Medical mistakes are killing us

Health plans covering federal workers will be the first to improve the quality of care.

Published December 7, 1999 11:00AM (EST)

Representatives from all quarters of the health-care debate came together in the White House Rose Garden Tuesday to get behind a pretty simple premise: Health-care workers shouldn't make the kind of mistakes that cost the lives of as many as 98,000 patients a year.

Flanked by representatives of the health-care industry, business, labor and government, President Clinton signed an executive memorandum directing his health-care quality task force to analyze last week's Institute of Medicine study that quantified the deaths attributable to medical errors, many of them as a result of wrong prescription-drug doses.

The independent study estimated that medical mistakes kill between 44,000 and 98,000 Americans each year. About 7,000 deaths were attributed to errors in prescribing or dispensing drugs. The IOM found flaws in the way hospitals, clinics and pharmacies operate. "Once you know about a problem, you're under a moral obligation to deal with it," Clinton said when asked whether admitting mistakes might expose health-care professionals to increased lawsuits. "Whatever the consequences are, we have to go forward."

Clinton did more than use the presidential bully pulpit to get medical plans and hospitals on the right track. Each one of the more than 300 private health plans that insure federal workers will now be required to institute quality-improvement and patient-safety measures, the president said.

Clinton also said he plans to make sure there's enough money in his 2001 budget -- scheduled to be released early next year -- to "provide the largest investment to eliminate medical errors, improve quality and enhance patient safety we've ever offered."

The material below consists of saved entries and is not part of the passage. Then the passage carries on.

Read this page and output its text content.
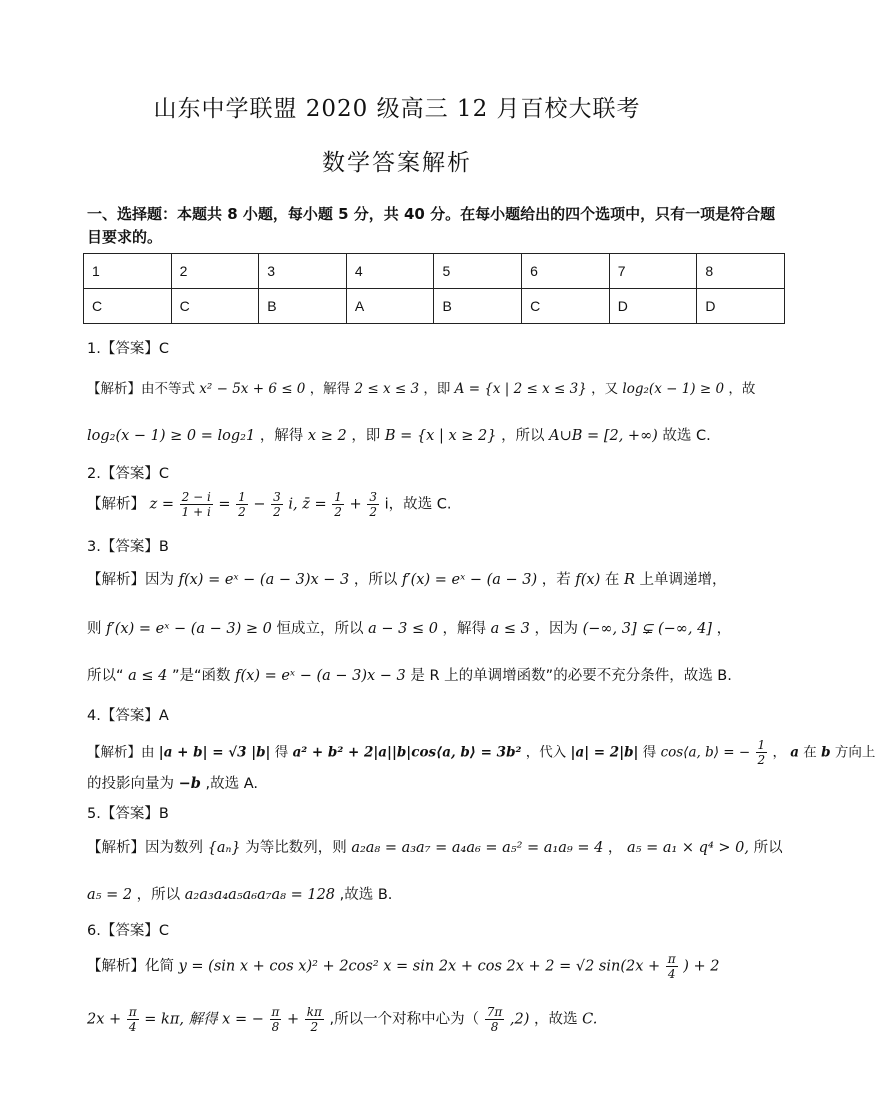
山东中学联盟 2020 级高三 12 月百校大联考
数学答案解析
一、选择题：本题共 8 小题，每小题 5 分，共 40 分。在每小题给出的四个选项中，只有一项是符合题目要求的。
1	2	3	4	5	6	7	8
C	C	B	A	B	C	D	D
1.【答案】C
【解析】由不等式 x² − 5x + 6 ≤ 0 ，解得 2 ≤ x ≤ 3 ，即 A = {x | 2 ≤ x ≤ 3} ，又 log₂(x − 1) ≥ 0 ，故
log₂(x − 1) ≥ 0 = log₂1 ，解得 x ≥ 2 ，即 B = {x | x ≥ 2} ，所以 A∪B = [2, +∞) 故选 C.
2.【答案】C
【解析】 $z = \frac{2 - i}{1 + i} = \frac{1}{2} - \frac{3}{2} i$, z̄ = $\frac{1}{2} + \frac{3}{2}$ i，故选 C.
3.【答案】B
【解析】因为 f(x) = eˣ − (a − 3)x − 3 ，所以 f′(x) = eˣ − (a − 3) ，若 f(x) 在 R 上单调递增，
则 f′(x) = eˣ − (a − 3) ≥ 0 恒成立，所以 a − 3 ≤ 0 ，解得 a ≤ 3 ，因为 (−∞, 3] ⊊ (−∞, 4] ，
所以“ a ≤ 4 ”是“函数 f(x) = eˣ − (a − 3)x − 3 是 R 上的单调增函数”的必要不充分条件，故选 B.
4.【答案】A
【解析】由 |a + b| = √3 |b| 得 a² + b² + 2|a||b|cos⟨a, b⟩ = 3b² ，代入 |a| = 2|b| 得 cos⟨a, b⟩ = − $\frac{1}{2}$ ， a 在 b 方向上
的投影向量为 −b ,故选 A.
5.【答案】B
【解析】因为数列 {aₙ} 为等比数列，则 a₂a₈ = a₃a₇ = a₄a₆ = a₅² = a₁a₉ = 4 ， a₅ = a₁ × q⁴ > 0, 所以
a₅ = 2 ，所以 a₂a₃a₄a₅a₆a₇a₈ = 128 ,故选 B.
6.【答案】C
【解析】化简 y = (sin x + cos x)² + 2cos² x = sin 2x + cos 2x + 2 = √2 $\sin(2x + \frac{\pi}{4}$ ) + 2
$2x + \frac{\pi}{4} = k\pi$, 解得 x = − $\frac{\pi}{8} + \frac{k\pi}{2}$ ,所以一个对称中心为（ $\frac{7\pi}{8} ,2$) ，故选 C.
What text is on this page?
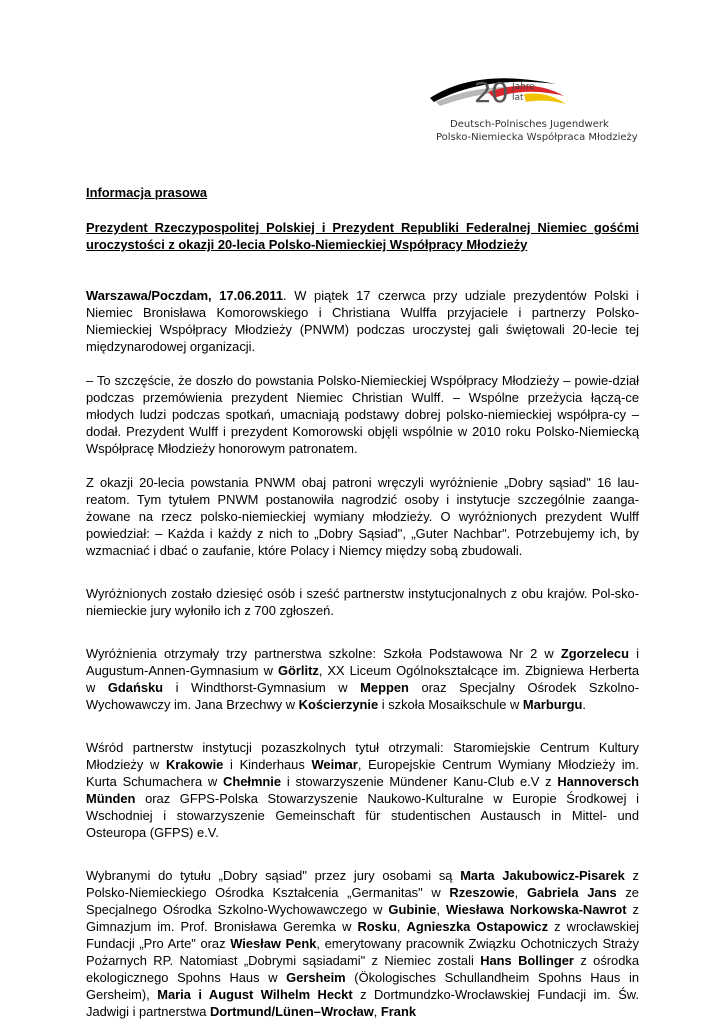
20 Jahre
lat
Deutsch-Polnisches Jugendwerk
Polsko-Niemiecka Współpraca Młodzieży

Informacja prasowa

Prezydent Rzeczypospolitej Polskiej i Prezydent Republiki Federalnej Niemiec gośćmi uroczystości z okazji 20-lecia Polsko-Niemieckiej Współpracy Młodzieży

Warszawa/Poczdam, 17.06.2011. W piątek 17 czerwca przy udziale prezydentów Polski i Niemiec Bronisława Komorowskiego i Christiana Wulffa przyjaciele i partnerzy Polsko-Niemieckiej Współpracy Młodzieży (PNWM) podczas uroczystej gali świętowali 20-lecie tej międzynarodowej organizacji.

– To szczęście, że doszło do powstania Polsko-Niemieckiej Współpracy Młodzieży – powie-dział podczas przemówienia prezydent Niemiec Christian Wulff. – Wspólne przeżycia łączą-ce młodych ludzi podczas spotkań, umacniają podstawy dobrej polsko-niemieckiej współpra-cy – dodał. Prezydent Wulff i prezydent Komorowski objęli wspólnie w 2010 roku Polsko-Niemiecką Współpracę Młodzieży honorowym patronatem.

Z okazji 20-lecia powstania PNWM obaj patroni wręczyli wyróżnienie „Dobry sąsiad" 16 lau-reatom. Tym tytułem PNWM postanowiła nagrodzić osoby i instytucje szczególnie zaanga-żowane na rzecz polsko-niemieckiej wymiany młodzieży. O wyróżnionych prezydent Wulff powiedział: – Każda i każdy z nich to „Dobry Sąsiad", „Guter Nachbar". Potrzebujemy ich, by wzmacniać i dbać o zaufanie, które Polacy i Niemcy między sobą zbudowali.

Wyróżnionych zostało dziesięć osób i sześć partnerstw instytucjonalnych z obu krajów. Pol-sko-niemieckie jury wyłoniło ich z 700 zgłoszeń.

Wyróżnienia otrzymały trzy partnerstwa szkolne: Szkoła Podstawowa Nr 2 w Zgorzelecu i Augustum-Annen-Gymnasium w Görlitz, XX Liceum Ogólnokształcące im. Zbigniewa Herberta w Gdańsku i Windthorst-Gymnasium w Meppen oraz Specjalny Ośrodek Szkolno-Wychowawczy im. Jana Brzechwy w Kościerzynie i szkoła Mosaikschule w Marburgu.

Wśród partnerstw instytucji pozaszkolnych tytuł otrzymali: Staromiejskie Centrum Kultury Młodzieży w Krakowie i Kinderhaus Weimar, Europejskie Centrum Wymiany Młodzieży im. Kurta Schumachera w Chełmnie i stowarzyszenie Mündener Kanu-Club e.V z Hannoversch Münden oraz GFPS-Polska Stowarzyszenie Naukowo-Kulturalne w Europie Środkowej i Wschodniej i stowarzyszenie Gemeinschaft für studentischen Austausch in Mittel- und Osteuropa (GFPS) e.V.

Wybranymi do tytułu „Dobry sąsiad" przez jury osobami są Marta Jakubowicz-Pisarek z Polsko-Niemieckiego Ośrodka Kształcenia „Germanitas" w Rzeszowie, Gabriela Jans ze Specjalnego Ośrodka Szkolno-Wychowawczego w Gubinie, Wiesława Norkowska-Nawrot z Gimnazjum im. Prof. Bronisława Geremka w Rosku, Agnieszka Ostapowicz z wrocławskiej Fundacji „Pro Arte" oraz Wiesław Penk, emerytowany pracownik Związku Ochotniczych Straży Pożarnych RP. Natomiast „Dobrymi sąsiadami" z Niemiec zostali Hans Bollinger z ośrodka ekologicznego Spohns Haus w Gersheim (Ökologisches Schullandheim Spohns Haus in Gersheim), Maria i August Wilhelm Heckt z Dortmundzko-Wrocławskiej Fundacji im. Św. Jadwigi i partnerstwa Dortmund/Lünen–Wrocław, Frank
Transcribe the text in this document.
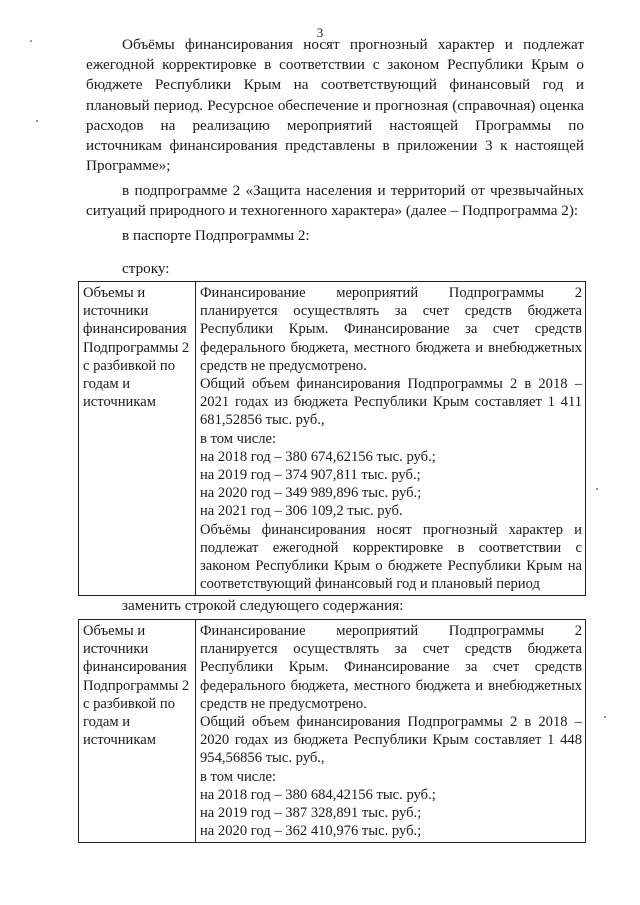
3

Объёмы финансирования носят прогнозный характер и подлежат ежегодной корректировке в соответствии с законом Республики Крым о бюджете Республики Крым на соответствующий финансовый год и плановый период. Ресурсное обеспечение и прогнозная (справочная) оценка расходов на реализацию мероприятий настоящей Программы по источникам финансирования представлены в приложении 3 к настоящей Программе»;

в подпрограмме 2 «Защита населения и территорий от чрезвычайных ситуаций природного и техногенного характера» (далее – Подпрограмма 2):

в паспорте Подпрограммы 2:
строку:
Объемы и
источники
финансирования
Подпрограммы 2
с разбивкой по
годам и
источникам

Финансирование мероприятий Подпрограммы 2 планируется осуществлять за счет средств бюджета Республики Крым. Финансирование за счет средств федерального бюджета, местного бюджета и внебюджетных средств не предусмотрено.
Общий объем финансирования Подпрограммы 2 в 2018 – 2021 годах из бюджета Республики Крым составляет 1 411 681,52856 тыс. руб.,
в том числе:
на 2018 год – 380 674,62156 тыс. руб.;
на 2019 год – 374 907,811 тыс. руб.;
на 2020 год – 349 989,896 тыс. руб.;
на 2021 год – 306 109,2 тыс. руб.
Объёмы финансирования носят прогнозный характер и подлежат ежегодной корректировке в соответствии с законом Республики Крым о бюджете Республики Крым на соответствующий финансовый год и плановый период
заменить строкой следующего содержания:
Объемы и
источники
финансирования
Подпрограммы 2
с разбивкой по
годам и
источникам

Финансирование мероприятий Подпрограммы 2 планируется осуществлять за счет средств бюджета Республики Крым. Финансирование за счет средств федерального бюджета, местного бюджета и внебюджетных средств не предусмотрено.
Общий объем финансирования Подпрограммы 2 в 2018 – 2020 годах из бюджета Республики Крым составляет 1 448 954,56856 тыс. руб.,
в том числе:
на 2018 год – 380 684,42156 тыс. руб.;
на 2019 год – 387 328,891 тыс. руб.;
на 2020 год – 362 410,976 тыс. руб.;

About 85 million people -- one in three Americans -- get their health care paid for all or in part by the federal government. This gives the federal government significant leverage over these private health companies. And if such practices are put in place for federally covered workers and their families, others covered under such plans are likely to benefit as well.

Like the managed-care industry, which Tuesday said it supports Clinton in this effort, the head of the largest hospital organization also said his group is on board. "We can and we must do better," American Hospital Association president Richard J. Davidson said at the White House. In a letter to its 5,000 members, the AHA said, "We have to create an environment in which we can learn from failure -- a safe, non-punitive environment that supports candid discussion of errors, their causes and ways to prevent them,"

Clinton's effort got a boost from the nation's largest private-sector health-care purchaser, General Motors. "The IOM study suggests that of the 1.25 million people GM covers, on average more than one life is lost each day due to preventable medical error," said Jim Cubbin, executive director of GM Health Care Initiatives. "That is unacceptable." GM's purchasing clout, like that of the federal government, could lead to substantial changes in the health-care system. For example, GM will require the hospitals that serve its employees to use the Computer Physicians Order Entry system. The system, said Cubbin, has been shown to reduce serious prescribing errors by more than 50 percent. Yet fewer than 1 percent of hospitals use it.

At the other end of Pennsylvania Avenue, Sen. Ted Kennedy, D-Mass., announced he will introduce the Error Reduction and Improvement of Patient Safety Act. His legislation would make sure the IOM's recommendations are carried out. He would create a new Center for Patient Safety, which would require hospitals and nursing homes to adopt concrete measures to reduce medical errors as a condition of participating in Medicare and Medicaid. And he would require health organizations to report to their states any medical errors that result in serious injury or death. About one-third of states currently have such requirements. Kennedy said he was "amazed and enormously distressed" over the IOM report and predicted a "strong bipartisan bill" next year.


By Dena Bunis

Dena Bunis is Washington bureau chief of the Orange County Register.